The workshops were set up for Year 9 students both in the local area and in the regions that Somerville is linked to. So with the students preparing to embark on their GCSEs, these workshops were designed to demonstrate the practical application of maths and inspire them to take their studies further.
We had never worked with schools in the local area before, and we don’t normally start talking to pupils before Year 10 – so this was a first in more ways than one. But the feedback was great, with the visitors eager to engage. We have the final event this Saturday, on a much bigger scale, and I’m really looking forward to seeing the results of all our preparation.
Also on Friday came the publication of a national survey of teachers commissioned by the Sutton Trust, which found that fewer than half of secondary state school teachers said they would advise their brightest pupils to apply to Oxford and Cambridge.
Teachers are key to really succeeding with widening access to Oxford, because they are the ones who know the issues that their pupils face. It’s the teachers who are advising students as they prepare to apply to university and make big decisions about their next step after school. At Oxford, we are increasing our efforts to recognize how important teachers are: on Friday the University held its second Inspirational Teachers Awards, recognizing the crucial role teachers and careers advisors play in encouraging talented students in their schools or colleges.
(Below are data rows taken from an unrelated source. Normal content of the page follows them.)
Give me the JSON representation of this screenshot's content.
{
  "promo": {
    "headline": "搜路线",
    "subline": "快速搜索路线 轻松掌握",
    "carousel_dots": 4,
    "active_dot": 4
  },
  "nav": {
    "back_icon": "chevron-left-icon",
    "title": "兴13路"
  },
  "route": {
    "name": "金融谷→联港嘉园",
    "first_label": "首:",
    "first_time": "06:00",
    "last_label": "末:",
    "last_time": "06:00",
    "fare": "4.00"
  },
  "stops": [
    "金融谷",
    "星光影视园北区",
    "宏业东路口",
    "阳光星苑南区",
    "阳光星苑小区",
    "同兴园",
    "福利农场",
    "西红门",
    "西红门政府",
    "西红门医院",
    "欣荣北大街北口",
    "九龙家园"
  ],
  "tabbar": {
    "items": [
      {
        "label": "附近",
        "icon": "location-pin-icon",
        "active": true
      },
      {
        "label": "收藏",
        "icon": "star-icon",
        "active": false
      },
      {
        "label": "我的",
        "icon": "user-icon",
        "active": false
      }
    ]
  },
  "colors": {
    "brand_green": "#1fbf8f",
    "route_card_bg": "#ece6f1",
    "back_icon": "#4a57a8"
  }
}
Every teacher that I have had contact with is incredibly keen to help their pupils to aim high. For example, I went to a school in West London last week to speak to some Year 10s 11s about what Oxford’s all about. The school has a large proportion of girls from Asian families, and during the Q&A session it transpired that the biggest barrier for them was the idea of living away from home (which is pretty much essential for Oxford students). Their teachers are very keen to start familiarizing them with the university experience, thinking and living independently, at an early age – hence my invitation to come and speak. So I can now start working more closely with the school on their strategies to address this issue.
But the Sutton Trust results are there for all to see. Maybe it’s a question of confidence – if teachers aren’t familiar with the admissions system at Oxford, they may feel that they can’t help their pupils navigate it successfully. That’s why our approach at Somerville is to work closely with teachers, to make sure that they can pass on their knowledge to pupils year after year. Any of our link schools (or anyone else, for that matter) is invited to contact Somerville for advice on applications, so that their students are making as competitive an application as possible.